In the '50s, the group became self-governing, with some minor funding by the agricultural department. In 1980 the government told the group it would no longer be giving it funding.
"We had something like 380 members across the state. When we were told our funding was being cut we wanted to make sure our organisation would survive, so we had the idea that we would have a field day and earn some money," he said.
A few years later, there was a demand for a statewide, geographically centrally-located field day.
"We put our neck on the line and organised one with the collaboration of industry and all sorts of support agencies at Symmons Plains in 1983 ... we had a committee of about 30," he said.
"There was 108 exhibitors and 8000 people in attendance. Admission was two bucks. Bearing in mind, no mobile phones, no fax, not much of anything apart from a fair bit of grit and determination, and a landline."
Three years later, the organisation moved its event from Symmons Plains to the Quercus Park site where it still remains to this day.
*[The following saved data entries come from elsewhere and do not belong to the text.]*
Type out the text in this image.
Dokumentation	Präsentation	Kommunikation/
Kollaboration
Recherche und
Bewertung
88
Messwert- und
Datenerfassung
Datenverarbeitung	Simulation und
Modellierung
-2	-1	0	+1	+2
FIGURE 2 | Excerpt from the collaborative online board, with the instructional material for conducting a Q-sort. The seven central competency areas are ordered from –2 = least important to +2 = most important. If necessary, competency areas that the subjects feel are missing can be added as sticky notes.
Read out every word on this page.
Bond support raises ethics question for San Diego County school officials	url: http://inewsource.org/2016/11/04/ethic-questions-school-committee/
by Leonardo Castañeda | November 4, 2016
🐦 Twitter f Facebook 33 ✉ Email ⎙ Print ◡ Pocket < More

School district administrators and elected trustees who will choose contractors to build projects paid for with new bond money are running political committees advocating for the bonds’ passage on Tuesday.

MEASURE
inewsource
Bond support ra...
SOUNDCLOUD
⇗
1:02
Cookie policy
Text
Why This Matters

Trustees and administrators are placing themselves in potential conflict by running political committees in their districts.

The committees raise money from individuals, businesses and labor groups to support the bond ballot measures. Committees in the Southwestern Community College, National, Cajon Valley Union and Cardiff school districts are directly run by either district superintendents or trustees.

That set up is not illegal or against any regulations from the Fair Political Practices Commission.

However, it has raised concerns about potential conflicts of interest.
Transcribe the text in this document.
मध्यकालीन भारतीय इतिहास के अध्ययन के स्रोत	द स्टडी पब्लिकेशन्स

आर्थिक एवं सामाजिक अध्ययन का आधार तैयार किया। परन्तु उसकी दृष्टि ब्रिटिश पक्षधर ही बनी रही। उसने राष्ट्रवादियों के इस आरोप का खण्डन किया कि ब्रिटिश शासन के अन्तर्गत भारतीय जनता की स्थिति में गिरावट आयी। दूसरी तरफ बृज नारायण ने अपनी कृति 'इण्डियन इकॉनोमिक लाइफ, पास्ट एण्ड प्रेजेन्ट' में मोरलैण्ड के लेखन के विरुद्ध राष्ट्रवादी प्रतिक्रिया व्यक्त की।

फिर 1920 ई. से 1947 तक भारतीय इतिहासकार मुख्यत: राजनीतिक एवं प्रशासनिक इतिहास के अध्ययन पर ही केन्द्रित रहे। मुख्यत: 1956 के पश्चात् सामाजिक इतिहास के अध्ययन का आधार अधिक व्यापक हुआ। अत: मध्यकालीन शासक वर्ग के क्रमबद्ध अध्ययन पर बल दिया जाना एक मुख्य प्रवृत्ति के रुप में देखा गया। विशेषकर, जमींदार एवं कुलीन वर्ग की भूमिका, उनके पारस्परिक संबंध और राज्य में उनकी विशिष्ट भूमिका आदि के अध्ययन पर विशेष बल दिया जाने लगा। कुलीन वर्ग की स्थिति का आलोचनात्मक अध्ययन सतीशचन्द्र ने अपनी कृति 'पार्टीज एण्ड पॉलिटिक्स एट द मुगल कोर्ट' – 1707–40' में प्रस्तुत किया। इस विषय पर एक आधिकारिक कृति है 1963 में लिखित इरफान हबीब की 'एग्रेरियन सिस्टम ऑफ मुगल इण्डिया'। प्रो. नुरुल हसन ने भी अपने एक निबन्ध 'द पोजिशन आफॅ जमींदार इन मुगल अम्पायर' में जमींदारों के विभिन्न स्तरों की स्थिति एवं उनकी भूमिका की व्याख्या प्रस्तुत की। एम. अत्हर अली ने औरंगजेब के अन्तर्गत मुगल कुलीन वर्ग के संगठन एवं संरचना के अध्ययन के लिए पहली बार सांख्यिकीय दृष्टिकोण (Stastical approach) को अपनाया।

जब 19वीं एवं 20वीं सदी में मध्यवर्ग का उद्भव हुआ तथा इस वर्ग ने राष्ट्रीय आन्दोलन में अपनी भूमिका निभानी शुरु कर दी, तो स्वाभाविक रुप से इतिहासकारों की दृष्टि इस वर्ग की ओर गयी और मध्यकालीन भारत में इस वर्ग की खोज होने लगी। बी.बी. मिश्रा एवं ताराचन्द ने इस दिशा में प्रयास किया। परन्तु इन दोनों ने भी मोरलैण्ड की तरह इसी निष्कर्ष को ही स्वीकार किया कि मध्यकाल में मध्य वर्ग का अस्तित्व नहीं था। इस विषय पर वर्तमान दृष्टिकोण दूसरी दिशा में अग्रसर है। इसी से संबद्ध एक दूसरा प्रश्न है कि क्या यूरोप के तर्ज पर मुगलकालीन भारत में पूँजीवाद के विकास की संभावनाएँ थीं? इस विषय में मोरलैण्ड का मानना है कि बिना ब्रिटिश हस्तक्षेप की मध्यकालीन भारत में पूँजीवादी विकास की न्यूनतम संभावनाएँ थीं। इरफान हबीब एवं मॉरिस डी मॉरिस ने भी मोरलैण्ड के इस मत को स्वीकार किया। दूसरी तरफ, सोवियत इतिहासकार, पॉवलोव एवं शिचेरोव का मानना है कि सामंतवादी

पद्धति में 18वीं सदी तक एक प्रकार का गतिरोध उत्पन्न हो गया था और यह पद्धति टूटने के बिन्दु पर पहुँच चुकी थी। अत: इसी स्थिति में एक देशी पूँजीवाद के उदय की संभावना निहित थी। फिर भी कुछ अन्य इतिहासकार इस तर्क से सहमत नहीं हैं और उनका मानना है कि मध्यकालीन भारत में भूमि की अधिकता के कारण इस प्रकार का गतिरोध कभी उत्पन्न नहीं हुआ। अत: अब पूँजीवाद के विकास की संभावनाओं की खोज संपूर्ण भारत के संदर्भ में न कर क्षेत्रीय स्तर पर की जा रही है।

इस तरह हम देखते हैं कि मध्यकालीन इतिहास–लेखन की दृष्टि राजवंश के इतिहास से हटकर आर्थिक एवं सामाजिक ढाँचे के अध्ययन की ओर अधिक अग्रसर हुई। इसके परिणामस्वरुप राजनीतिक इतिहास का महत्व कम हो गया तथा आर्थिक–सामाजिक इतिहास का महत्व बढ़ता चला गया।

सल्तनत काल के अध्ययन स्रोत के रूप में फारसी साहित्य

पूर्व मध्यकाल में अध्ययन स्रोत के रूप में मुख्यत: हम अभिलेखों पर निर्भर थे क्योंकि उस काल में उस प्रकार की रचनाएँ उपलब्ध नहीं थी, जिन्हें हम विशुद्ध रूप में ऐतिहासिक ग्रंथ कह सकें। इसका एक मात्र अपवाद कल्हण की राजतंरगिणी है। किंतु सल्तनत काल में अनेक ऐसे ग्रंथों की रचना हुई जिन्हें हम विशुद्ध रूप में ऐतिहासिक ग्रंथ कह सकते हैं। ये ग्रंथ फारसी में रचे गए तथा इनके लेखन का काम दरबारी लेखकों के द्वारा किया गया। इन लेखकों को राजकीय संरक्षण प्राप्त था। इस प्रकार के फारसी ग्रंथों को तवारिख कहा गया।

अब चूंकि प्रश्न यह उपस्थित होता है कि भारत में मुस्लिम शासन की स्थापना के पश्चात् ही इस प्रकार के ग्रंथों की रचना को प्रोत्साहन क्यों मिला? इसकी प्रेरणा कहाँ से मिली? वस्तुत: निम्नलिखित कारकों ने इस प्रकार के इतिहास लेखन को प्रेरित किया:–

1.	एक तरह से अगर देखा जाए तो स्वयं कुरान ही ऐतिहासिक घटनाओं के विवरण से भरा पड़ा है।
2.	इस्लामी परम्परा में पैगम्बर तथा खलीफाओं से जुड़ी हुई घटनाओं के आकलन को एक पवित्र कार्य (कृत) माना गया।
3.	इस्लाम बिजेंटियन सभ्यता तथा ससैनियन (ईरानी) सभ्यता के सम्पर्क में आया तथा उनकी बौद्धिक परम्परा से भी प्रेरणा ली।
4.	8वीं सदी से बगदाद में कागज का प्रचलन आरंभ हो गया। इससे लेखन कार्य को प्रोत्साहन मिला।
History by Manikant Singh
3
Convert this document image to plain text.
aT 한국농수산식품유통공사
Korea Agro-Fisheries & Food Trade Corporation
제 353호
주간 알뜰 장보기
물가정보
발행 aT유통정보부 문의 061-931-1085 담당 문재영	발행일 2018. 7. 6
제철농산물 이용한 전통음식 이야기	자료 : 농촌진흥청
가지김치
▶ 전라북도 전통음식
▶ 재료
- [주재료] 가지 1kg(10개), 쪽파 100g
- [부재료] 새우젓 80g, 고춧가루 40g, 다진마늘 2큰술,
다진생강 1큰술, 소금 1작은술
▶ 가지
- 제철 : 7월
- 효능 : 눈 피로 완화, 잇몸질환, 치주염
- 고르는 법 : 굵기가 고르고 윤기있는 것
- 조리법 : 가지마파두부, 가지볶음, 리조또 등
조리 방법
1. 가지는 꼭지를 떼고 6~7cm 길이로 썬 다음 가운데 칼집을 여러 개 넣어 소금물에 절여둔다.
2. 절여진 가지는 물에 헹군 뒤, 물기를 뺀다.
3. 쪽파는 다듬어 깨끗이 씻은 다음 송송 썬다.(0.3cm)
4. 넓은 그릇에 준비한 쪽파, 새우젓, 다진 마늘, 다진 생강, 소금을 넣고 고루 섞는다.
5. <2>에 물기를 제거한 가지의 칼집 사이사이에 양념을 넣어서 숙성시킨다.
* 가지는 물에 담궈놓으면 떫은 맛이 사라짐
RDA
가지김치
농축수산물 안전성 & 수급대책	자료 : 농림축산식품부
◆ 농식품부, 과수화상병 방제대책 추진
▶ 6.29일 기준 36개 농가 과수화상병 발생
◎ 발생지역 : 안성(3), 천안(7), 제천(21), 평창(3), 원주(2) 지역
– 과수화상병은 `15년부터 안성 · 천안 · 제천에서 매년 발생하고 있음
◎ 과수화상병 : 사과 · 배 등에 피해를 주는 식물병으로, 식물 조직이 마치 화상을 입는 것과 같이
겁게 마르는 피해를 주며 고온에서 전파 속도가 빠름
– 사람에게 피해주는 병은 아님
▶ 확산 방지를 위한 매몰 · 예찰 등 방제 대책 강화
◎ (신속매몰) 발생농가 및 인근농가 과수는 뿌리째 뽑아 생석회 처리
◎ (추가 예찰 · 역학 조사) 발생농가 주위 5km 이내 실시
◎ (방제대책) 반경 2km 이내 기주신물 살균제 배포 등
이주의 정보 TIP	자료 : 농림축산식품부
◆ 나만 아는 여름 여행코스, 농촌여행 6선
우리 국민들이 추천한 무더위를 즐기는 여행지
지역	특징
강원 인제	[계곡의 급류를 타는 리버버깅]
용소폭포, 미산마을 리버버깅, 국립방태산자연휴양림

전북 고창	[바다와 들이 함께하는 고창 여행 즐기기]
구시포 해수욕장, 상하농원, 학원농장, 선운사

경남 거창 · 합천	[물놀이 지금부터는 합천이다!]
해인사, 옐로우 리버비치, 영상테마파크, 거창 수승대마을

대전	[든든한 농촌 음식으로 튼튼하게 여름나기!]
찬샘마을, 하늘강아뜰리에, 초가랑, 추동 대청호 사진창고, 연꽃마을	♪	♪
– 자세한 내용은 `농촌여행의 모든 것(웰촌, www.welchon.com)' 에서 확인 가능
"The last year at Symmons Plains there was something like 37 truck loads of material that we moved in and out and it was just unsustainable," he said.
"We had high expectations and I think that is one of the successors of Agfest today. We've become regarded as one of the premium field days in Australia."
The 2006-08 drought was a long few years for the nation's farmers and Mr Beven has been involved in the behind the scenes of one of the state's most successful mental health bodies.
Rural Alive and Well started in the Southern Midlands, and does a number of outreach programs to help with mental well-being for the state's farmers.
"I'd been a board member on the TFGA since 2005 and you can only do nine years and I'd done my time and I was asked to go onto the board of RAW," he said.
"I haven't had big involvement ... but in this intervening period raw has become one of the highly recognised agencies in Australia for servicing mental health issues in rural communities."
He said the difference between RAW and other organisations is its on-ground approach, where it goes out and checks up on the farmers.
Bearing in mind, no mobile phones, no fax, not much of anything apart from a fair bit of grit and determination and a landline.